I don't know how I feel about events going backwards, I actually always had my heart set on a film that would eventually show the end of the zombie outbreak. But, I suppose that's for another filmmaker, Romero would never kill off his undead darlings lol.
Looks like a Cloverfield approach to things this time around with one character recording and documenting the outbreak.
I had the same thought. I wonder how the perception of Diary of the Dead will be effected by coming out so soon after Cloverfield and essentially using the same gimmick?
Then again, the camcorder-captured horror experience is almost 10 years past its sell-by date. We're now seeing multimillion-dollar versions of something The Blair Witch Project did for $60,000.
I have a feeling it's going to be a beat-you-to-the-punch situation, even though this film has been completed for awhile Cloverfield has beaten it to theaters thus potentially robbing Diary of the Dead of it's novelty.

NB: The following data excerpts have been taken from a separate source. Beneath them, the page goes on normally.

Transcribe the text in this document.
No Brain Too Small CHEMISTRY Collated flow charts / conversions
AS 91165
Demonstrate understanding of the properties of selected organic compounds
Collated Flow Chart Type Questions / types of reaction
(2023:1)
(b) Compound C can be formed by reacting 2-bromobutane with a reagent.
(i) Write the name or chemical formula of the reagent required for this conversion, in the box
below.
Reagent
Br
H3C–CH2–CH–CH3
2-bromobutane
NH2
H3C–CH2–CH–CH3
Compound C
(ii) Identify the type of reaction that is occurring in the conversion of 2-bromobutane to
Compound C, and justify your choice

I'm a little confused by the way he's doing this film because essentially he's doing a remake of his own movie only from a different perspective and set during a different time.
We saw the zombie outbreak begin in Night of the Living Dead and now we're going to see it begin again.
Saw this Friday night in Boston. I liked it. How much I liked and were it stands compared to his others I'm not sure yet.
I think I need a second viewing. With a second viewing I can watch it fresh without any of the preconceived expectations that can get "amped up" by anticipation.
Precisely why I am finished with Romero's zombie films. It's also why I didn't enjoy LAND OF THE DEAD. Rather than continue some type of linear story which began in 1968 with the classic NIGHT OF THE LIVING DEAD, this guy is now just making any zombie scenario, in any decade, with anything goes. He pioneered the genre in 1968, now he just follows what he himself started, looking like a copycat himself... and relying on the "Blair Witch" vidcam thing again, to boot.
To be fair, Dawn of the Dead and Day of the Dead didn't follow the linear story set in Night of the Living Dead either. Each film takes place in their own decade. The only actual "continuation" is that in each four films, the outbreak is farther down the line and gets worse and worse. So in that respect, Land of the Dead followed what the other two sequels did in that it advanced the zombie outbreak.